2011 marked the 100th year anniversary of the greatest pistol of all time.  The 1911 45 ACP. From the battlefields of WWI, WW II, Korea, Vietnam, to the mountains of Afghanistan, no other pistol has been more battle tested than the 1911.  The pistol was the creation of the weapon’s genius named John Moses Browning. In the year 1907 he began developing and testing designs of the weapon. Eventually one design that was being tested was accepted by the United States Armed Forces in the year 1911.  The 1911 pistol is the longest serving military weapon currently in use.  The weapon was subjected to some of the toughest tests.  One having been fired 6,000 times without a malfunction.  Some estimates indicate that over 3 million have been made for the military and in commercial sales.  Numerous companies have manufactured the model 1911.  Companies such as Colt, Ithaca, Union Switch and Signal, Remington Rand, Springfield Armory, Ed Brown, Kimber, Smith and Wesson, and Wilson.

To better describe the 1911, one should begin with the caliber, the 45 ACP (automatic Colt Pistol).  The bullet weight varies between 165 grain to 230 grain.  The weapon itself weighs over 2 pounds, 39 ounces.  The barrel length is 5 inches with an overall length of 8.5 inches.  The sights for the 1911 are fixed on the standard model and can come in different finishes, such as blue, or stainless.  The magazine capacity is 7 rounds.

The 1911 was used in combat for the first time in the expedition into Mexico in the year 1916.  It was used in campaigns in the Philippines and the war to end all wars, WWI.  During 1926 a few modifications were made and it was recalled the M1911A1.  During WWII no other pistol was in the hands of American troops more than the 1911 A1.  Troops liked the stopping power and the reliability of the pistol.  It was easy to tear down and strip for cleaning.  Many GI’s then and today take pride in disassembling and assembling their 1911’s.  Sometimes even blind folded.  During WWII, 1911’s were issued mainly to officers and members of crew served weapons such as mortars and machine gun crews.  A total of 2 million 1911’s were manufactured during the war.  One thousand of them had German markings that were captured from an arsenal in Norway.

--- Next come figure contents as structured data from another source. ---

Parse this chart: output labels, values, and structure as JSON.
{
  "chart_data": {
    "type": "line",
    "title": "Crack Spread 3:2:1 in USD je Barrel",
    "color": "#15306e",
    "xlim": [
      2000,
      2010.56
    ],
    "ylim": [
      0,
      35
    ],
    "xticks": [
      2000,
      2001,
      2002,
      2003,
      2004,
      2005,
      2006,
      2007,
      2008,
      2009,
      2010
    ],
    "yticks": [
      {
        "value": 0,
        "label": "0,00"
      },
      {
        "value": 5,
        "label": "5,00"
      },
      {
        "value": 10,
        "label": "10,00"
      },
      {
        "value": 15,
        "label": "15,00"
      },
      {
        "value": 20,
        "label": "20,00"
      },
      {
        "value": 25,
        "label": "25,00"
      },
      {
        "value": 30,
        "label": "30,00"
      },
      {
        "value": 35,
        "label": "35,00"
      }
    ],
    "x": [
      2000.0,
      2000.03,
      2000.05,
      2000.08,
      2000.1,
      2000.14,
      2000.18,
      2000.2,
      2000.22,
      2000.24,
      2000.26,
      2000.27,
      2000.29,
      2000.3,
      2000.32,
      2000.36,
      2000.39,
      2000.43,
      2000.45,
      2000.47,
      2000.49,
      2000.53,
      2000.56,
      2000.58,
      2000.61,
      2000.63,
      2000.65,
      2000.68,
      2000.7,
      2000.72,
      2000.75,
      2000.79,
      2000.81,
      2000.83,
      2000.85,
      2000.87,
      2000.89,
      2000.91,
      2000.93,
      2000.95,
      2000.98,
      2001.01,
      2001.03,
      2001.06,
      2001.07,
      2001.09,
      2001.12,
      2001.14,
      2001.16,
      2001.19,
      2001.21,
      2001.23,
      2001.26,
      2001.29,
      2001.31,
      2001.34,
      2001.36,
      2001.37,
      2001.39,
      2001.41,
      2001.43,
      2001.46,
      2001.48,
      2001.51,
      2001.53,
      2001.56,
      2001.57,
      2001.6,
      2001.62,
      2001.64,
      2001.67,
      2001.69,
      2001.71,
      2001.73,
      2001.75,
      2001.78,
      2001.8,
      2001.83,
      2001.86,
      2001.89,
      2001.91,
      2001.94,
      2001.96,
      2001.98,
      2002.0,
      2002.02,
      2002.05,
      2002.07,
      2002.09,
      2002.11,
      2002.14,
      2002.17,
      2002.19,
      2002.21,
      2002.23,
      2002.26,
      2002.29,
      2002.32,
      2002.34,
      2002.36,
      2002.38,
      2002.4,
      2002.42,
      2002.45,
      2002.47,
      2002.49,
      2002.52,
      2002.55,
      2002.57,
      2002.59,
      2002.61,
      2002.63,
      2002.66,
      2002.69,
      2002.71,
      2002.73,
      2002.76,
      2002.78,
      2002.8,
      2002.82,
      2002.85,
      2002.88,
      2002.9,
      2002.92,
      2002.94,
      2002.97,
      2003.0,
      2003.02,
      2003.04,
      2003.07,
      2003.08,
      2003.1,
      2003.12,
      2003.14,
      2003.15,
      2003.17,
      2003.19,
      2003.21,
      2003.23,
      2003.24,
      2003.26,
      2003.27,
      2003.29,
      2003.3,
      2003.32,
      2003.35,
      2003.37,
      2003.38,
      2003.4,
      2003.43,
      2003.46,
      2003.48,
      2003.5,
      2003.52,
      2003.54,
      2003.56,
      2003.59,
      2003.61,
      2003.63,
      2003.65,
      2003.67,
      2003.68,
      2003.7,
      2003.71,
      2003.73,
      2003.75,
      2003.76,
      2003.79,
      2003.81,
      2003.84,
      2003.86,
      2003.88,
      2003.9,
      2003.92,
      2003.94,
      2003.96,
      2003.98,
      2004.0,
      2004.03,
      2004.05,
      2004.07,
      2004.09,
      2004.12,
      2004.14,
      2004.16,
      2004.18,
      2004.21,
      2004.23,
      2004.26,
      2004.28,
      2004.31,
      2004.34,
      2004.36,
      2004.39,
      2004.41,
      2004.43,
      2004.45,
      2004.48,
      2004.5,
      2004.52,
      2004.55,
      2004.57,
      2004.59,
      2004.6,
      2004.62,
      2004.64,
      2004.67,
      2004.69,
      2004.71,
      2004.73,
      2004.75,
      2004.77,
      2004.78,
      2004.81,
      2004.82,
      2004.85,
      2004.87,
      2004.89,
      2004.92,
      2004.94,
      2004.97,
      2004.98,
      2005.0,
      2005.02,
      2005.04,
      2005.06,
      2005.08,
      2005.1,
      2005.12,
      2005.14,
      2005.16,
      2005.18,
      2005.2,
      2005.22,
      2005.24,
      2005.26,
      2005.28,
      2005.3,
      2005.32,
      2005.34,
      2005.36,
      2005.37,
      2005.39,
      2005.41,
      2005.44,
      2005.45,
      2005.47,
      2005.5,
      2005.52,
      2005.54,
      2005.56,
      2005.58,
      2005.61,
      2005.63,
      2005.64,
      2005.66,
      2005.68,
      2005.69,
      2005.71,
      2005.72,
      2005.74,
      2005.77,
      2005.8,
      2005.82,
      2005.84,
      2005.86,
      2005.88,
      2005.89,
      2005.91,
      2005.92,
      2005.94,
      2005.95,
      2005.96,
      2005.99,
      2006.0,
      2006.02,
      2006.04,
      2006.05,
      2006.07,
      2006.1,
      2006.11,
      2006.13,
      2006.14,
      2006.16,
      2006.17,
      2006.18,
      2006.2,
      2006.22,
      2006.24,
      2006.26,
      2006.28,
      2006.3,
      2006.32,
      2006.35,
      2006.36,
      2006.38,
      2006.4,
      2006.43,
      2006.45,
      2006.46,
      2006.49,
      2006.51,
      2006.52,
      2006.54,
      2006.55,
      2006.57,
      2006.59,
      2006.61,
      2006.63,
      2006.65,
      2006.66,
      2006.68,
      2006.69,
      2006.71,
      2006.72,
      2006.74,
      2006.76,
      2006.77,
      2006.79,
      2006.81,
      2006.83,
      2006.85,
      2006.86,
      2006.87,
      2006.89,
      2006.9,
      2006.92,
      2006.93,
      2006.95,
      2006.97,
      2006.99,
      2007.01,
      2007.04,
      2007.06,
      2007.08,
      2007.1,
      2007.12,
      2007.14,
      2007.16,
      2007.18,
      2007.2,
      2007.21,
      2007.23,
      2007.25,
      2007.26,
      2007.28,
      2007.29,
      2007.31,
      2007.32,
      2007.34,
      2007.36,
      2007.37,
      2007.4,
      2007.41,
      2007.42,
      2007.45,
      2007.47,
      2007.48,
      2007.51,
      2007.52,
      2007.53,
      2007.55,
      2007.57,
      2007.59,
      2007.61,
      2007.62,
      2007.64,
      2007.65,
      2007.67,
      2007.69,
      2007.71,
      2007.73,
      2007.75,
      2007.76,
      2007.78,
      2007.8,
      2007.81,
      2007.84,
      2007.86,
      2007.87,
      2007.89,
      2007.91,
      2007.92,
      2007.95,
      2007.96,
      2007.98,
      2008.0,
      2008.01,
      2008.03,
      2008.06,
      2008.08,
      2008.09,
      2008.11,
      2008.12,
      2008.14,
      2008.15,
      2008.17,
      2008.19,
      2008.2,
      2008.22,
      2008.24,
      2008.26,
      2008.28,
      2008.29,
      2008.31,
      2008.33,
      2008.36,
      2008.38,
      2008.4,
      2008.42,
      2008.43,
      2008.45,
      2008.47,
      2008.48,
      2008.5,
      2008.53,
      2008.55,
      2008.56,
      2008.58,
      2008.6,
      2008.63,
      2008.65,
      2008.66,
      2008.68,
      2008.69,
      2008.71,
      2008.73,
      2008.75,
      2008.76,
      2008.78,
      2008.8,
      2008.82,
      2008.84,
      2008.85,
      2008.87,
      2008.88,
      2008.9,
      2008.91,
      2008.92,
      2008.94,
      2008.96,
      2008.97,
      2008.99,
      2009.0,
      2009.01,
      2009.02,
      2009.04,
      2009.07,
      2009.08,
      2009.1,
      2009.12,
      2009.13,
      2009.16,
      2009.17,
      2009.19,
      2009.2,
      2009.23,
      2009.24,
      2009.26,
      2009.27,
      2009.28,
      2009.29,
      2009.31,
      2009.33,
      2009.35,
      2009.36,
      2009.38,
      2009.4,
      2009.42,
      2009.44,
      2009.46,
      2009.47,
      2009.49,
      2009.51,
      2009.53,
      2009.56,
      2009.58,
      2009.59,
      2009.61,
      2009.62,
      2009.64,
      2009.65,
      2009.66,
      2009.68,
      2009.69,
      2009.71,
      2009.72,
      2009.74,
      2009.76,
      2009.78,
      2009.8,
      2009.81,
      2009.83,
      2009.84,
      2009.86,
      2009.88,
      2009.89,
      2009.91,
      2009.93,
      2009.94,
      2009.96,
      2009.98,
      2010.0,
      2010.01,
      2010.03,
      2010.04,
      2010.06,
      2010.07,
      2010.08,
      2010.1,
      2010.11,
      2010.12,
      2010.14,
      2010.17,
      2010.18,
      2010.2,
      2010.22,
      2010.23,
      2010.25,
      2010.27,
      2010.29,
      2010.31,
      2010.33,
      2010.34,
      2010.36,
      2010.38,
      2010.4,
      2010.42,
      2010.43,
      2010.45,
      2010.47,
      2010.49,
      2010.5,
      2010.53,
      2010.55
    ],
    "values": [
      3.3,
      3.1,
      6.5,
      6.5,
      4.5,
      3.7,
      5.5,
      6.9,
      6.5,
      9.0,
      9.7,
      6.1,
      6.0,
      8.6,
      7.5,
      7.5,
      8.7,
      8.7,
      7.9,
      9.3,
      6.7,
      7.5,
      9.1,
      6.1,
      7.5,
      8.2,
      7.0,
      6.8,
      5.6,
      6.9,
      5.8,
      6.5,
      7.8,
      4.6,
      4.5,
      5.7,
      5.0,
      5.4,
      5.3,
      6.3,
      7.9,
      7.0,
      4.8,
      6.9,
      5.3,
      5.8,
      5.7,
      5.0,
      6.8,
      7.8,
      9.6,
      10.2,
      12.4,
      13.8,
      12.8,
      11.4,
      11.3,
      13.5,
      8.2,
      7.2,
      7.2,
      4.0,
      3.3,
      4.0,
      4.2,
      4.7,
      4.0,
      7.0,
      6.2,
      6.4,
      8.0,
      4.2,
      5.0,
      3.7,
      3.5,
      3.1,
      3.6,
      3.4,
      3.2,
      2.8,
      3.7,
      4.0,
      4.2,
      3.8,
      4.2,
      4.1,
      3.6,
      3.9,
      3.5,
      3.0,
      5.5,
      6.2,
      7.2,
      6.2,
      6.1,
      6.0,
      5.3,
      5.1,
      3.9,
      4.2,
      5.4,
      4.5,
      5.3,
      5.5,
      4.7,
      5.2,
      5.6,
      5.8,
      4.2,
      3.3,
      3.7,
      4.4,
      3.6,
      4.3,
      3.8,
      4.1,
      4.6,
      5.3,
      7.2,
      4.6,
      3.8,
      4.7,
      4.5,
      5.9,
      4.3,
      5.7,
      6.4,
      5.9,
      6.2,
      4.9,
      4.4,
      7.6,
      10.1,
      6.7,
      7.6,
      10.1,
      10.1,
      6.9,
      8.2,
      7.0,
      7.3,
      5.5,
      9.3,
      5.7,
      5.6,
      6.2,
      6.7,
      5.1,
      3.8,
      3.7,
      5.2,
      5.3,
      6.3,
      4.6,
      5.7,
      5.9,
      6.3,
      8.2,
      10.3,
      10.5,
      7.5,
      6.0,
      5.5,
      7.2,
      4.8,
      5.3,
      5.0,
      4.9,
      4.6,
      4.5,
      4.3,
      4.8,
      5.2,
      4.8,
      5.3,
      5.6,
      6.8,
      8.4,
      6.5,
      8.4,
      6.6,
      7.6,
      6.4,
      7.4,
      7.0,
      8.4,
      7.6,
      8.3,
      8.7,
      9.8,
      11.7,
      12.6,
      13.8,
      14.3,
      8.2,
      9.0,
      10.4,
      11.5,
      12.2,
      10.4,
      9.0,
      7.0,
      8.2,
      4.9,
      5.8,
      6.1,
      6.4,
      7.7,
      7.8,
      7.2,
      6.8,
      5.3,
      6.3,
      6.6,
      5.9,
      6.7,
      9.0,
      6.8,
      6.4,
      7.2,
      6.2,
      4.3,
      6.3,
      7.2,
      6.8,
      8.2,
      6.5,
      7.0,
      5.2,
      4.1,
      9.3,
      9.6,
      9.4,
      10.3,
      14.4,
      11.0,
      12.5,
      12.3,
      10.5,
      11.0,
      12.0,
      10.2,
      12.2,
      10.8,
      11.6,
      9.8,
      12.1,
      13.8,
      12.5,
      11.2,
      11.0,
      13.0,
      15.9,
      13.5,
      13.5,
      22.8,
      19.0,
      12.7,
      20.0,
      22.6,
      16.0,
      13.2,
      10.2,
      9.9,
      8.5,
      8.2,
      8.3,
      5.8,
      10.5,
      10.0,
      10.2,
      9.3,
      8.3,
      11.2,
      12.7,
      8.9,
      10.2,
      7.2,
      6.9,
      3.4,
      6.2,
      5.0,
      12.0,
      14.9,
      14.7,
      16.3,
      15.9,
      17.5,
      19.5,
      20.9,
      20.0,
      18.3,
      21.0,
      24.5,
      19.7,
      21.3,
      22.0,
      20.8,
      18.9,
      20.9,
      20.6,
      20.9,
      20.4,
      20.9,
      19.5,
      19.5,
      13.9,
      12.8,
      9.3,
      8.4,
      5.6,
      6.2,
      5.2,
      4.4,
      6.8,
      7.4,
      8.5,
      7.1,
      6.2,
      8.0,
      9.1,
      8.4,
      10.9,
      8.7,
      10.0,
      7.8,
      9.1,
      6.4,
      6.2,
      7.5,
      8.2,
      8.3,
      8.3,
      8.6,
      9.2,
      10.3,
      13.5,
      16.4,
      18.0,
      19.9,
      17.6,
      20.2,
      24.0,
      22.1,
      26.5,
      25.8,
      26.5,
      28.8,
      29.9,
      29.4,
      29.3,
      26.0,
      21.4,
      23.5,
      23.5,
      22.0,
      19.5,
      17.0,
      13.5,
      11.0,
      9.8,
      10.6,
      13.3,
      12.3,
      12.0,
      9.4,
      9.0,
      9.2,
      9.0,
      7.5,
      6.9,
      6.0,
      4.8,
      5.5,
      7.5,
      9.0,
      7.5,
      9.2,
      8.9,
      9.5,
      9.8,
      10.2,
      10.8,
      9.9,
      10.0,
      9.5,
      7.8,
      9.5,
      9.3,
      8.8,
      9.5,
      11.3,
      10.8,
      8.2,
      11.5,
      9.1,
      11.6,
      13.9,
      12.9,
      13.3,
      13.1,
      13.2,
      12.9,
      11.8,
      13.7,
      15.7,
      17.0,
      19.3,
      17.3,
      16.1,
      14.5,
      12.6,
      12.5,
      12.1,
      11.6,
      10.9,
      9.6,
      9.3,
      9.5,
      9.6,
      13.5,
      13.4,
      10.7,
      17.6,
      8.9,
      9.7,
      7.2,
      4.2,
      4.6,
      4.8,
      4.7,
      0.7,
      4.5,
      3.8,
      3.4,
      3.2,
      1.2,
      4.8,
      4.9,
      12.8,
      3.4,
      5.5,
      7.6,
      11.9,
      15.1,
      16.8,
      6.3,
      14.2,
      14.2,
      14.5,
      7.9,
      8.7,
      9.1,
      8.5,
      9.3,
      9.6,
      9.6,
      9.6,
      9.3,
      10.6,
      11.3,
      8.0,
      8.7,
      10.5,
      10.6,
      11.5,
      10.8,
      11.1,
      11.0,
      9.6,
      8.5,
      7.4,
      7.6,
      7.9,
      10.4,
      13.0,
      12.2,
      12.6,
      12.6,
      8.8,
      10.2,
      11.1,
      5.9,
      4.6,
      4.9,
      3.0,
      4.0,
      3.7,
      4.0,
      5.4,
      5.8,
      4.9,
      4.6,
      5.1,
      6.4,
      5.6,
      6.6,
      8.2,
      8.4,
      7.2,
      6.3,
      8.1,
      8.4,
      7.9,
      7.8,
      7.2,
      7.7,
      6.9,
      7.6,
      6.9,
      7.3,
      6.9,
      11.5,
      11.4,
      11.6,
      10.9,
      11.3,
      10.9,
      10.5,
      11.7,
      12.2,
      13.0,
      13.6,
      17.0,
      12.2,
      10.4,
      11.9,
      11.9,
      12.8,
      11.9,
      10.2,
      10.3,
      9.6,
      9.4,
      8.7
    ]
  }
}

The 1911 continued being the main sidearm of the United States for many years after WWII, seeing action well into Korea, Vietnam, and the Persian Gulf War.  In 1985 it was decided by the Department of Defense to replace the 1911 with a 9mm, the Beretta model 92.  The 1911 remained with several Marine Corps units such as Fleet Anti-Terrorism Security teams well into the 1990’s.  In the 21st century, the 1911 serves with special operations groups, such as Delta Force, Navy Seal Team 6, along with many others.  In the world of militaria the 1911 will always remain one of the great collectible combat pistols.